Le lourd ouvrage porte sur la philosophie naturelle que D. élabora dans les œuvres de jeunesse qu’il n’a pas publiées, des fragments des années 1618-1619 connus par le Journal de Beeckman jusqu’au Monde inclus. Les thèses constitutives de cet ouvrage sont que D. était avant tout un philosophe naturel (p. 2, 7, 11, 36, 77-82, passim) et qu’un tournant décisif a eu lieu en 1629. Jusqu’à cette date, le jeune D. se serait proposé de réformer les sciences mixtes de l’intérieur et aurait en tant que mathématicien embrassé deux rêves successivement, le rêve d’une mathesis universalis et le rêve d’une méthode générale. Après cette date, l’impuissance à réaliser ces rêves aurait conduit D. agonistes à embrasser un projet consistant à proposer sa philosophie naturelle sous la forme d’un système.

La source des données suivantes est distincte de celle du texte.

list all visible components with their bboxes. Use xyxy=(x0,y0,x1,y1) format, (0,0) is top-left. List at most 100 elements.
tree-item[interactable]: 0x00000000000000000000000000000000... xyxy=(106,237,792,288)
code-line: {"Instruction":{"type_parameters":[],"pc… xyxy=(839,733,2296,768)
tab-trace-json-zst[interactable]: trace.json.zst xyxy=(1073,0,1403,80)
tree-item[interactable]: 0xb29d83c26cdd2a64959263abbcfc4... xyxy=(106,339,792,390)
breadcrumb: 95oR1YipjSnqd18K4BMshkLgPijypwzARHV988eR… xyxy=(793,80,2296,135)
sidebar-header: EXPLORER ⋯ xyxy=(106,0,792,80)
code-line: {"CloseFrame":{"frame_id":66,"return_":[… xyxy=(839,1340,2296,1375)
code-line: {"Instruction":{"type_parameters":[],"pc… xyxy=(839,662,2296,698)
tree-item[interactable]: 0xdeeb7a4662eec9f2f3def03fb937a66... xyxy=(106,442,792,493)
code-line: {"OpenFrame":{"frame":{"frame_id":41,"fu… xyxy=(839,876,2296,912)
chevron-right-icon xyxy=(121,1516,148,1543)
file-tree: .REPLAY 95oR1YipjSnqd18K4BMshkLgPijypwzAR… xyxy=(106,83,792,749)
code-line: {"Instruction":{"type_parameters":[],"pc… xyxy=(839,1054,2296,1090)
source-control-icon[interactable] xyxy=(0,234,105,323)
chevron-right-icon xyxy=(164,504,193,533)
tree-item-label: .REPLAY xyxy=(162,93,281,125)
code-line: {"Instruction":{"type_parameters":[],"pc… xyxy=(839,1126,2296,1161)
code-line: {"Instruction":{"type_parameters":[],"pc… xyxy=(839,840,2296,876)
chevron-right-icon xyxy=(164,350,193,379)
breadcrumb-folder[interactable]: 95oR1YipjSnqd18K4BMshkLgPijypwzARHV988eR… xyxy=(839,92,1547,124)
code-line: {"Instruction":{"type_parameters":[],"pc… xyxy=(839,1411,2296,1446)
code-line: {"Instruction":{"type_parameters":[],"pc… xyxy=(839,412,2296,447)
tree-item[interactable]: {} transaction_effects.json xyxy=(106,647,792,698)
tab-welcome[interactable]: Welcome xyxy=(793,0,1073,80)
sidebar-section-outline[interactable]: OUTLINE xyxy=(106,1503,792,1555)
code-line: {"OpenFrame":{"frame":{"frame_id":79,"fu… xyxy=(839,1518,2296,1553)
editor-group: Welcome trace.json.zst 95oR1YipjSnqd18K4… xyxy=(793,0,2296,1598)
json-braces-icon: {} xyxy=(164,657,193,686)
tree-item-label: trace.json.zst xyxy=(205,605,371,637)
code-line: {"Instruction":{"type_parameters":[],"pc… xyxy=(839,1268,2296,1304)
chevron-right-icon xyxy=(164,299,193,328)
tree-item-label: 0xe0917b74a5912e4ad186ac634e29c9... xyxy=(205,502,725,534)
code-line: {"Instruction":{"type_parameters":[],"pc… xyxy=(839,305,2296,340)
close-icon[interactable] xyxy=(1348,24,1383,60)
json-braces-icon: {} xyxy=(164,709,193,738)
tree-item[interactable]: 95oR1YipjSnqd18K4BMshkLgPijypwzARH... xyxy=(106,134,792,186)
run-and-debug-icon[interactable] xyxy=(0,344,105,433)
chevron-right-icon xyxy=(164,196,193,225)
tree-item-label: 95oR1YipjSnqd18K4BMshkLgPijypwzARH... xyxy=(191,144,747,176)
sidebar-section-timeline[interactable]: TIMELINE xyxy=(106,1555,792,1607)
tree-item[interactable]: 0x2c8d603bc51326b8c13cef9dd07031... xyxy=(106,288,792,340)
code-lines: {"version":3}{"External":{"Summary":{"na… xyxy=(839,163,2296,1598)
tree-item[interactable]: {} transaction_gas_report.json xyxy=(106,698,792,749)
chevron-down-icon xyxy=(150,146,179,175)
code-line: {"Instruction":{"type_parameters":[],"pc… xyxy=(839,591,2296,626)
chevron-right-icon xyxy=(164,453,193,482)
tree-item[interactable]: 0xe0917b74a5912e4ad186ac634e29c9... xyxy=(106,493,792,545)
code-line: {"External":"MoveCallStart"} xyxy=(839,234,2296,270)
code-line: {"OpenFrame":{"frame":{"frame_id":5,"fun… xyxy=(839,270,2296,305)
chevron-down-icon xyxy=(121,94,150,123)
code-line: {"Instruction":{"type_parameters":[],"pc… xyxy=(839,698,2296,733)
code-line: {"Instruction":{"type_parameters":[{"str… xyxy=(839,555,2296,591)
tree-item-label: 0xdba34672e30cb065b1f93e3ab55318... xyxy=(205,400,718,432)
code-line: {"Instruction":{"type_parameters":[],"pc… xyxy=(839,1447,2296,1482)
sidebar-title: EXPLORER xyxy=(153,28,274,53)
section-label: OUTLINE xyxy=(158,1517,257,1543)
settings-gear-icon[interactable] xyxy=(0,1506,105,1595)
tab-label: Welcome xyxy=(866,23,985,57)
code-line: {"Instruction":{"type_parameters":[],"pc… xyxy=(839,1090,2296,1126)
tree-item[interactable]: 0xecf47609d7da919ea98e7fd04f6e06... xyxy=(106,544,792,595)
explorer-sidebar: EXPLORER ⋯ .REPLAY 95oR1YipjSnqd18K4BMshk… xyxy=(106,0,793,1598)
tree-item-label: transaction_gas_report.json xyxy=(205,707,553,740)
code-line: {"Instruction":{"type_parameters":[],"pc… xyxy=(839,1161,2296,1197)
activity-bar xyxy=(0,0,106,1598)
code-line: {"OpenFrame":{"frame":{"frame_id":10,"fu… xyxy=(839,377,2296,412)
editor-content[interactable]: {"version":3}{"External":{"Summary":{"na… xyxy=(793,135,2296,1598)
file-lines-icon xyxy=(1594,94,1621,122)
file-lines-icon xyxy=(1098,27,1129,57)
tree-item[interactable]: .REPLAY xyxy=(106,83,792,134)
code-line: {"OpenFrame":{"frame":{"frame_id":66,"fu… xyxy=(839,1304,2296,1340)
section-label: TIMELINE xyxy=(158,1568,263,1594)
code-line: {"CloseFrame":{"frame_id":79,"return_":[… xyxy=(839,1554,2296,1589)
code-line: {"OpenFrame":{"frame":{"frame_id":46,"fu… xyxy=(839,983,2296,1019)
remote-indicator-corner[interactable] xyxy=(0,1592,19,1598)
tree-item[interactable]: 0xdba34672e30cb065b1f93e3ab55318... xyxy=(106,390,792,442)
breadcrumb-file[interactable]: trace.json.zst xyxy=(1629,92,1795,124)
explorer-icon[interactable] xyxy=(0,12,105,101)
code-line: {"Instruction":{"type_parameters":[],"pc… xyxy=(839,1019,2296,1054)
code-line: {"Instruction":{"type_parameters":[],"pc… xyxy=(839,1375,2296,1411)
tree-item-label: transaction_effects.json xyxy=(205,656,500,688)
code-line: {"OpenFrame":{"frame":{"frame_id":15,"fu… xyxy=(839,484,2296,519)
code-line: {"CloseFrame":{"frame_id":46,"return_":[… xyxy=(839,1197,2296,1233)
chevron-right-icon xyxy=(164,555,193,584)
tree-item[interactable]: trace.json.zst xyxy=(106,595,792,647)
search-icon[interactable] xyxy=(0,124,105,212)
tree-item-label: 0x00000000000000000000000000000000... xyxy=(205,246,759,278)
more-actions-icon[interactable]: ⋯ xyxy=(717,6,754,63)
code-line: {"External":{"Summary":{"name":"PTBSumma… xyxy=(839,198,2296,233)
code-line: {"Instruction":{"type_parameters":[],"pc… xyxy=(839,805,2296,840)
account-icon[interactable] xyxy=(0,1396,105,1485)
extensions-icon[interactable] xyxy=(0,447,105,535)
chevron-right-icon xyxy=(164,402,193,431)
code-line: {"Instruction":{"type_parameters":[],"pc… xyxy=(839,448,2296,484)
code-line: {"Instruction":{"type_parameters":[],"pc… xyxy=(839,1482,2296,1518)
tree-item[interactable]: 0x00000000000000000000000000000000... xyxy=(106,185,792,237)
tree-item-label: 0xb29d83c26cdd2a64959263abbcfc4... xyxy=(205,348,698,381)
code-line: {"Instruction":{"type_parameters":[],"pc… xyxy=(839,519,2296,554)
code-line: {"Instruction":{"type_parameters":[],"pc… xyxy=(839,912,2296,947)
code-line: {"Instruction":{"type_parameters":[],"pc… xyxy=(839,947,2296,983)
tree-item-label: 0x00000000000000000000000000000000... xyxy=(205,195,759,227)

Après des considérations méthodologiques inutilement longues (chap. 1 et 2), les chap. 3 à 7 portent sur le jeune D. Une idée forte est que D. a non pas mathématisé la physique mais physicalisé les mathématiques : alors que les mathématiques mixtes traditionnelles, ne s’engageant pas sur les questions ontologiques, délaissaient la recherche des causes physiques des phénomènes, il aurait introduit cette recherche dans sa pratique physico-mathématique (p. 12, 56 sqq., 102, passim). L’analyse du manuscrit portant sur le paradoxe hydrostatique de 1619 qui est proposée au chap. 3 est ici exemplaire : Stevin avait donné une démonstration purement mathématique de cette loi, D. en propose une démonstration physique, consistant à supposer qu’il existe des atomes pesants auxquels s’appliquent des concepts mécaniques. Cette approche permet également de renouveler la compréhension des fragments consacrés à la loi de la chute des corps ou à la réfraction de la lumière, la découverte de la loi des sinus étant l’objet d’une analyse circonstanciée au chap. 4. Le chap. 5 présente comme des excroissances de la pratique mathématique effective de D. (à laquelle seulement quelques pages sont consacrées) : en premier lieu la mathesis universalis de la deuxième partie de la Règle 4, qui aurait été écrite entre mars et novembre 1619 et ne concernerait que les disciplines mathématiques, et en second lieu le projet d’une méthode absolument universelle correspondant à la première partie de la Règle 4, que D. aurait élaborée après la seconde partie, vers la mi-novembre 1619. La thèse développée au chap. 6 est alors que tout discours de la méthode, dont évidemment celui que D. tenterait de mettre en place à partir de novembre 1619, est un discours mythique qui aurait une fonction « politique » dans la légitimation des sciences et dans leur organisation. Quand D. serait revenu au projet méthodique des Regulae à la fin des années 20, il aurait encore une fois tenté de lier mathesis et méthode, mais aurait toutefois rapidement été confronté au fait que ce projet entrait en contradiction avec la démarche que lui inspiraient ses recherches physico-mathématiques : d’où le tournant qui marquerait sa carrière de philosophe naturel (chap. 7).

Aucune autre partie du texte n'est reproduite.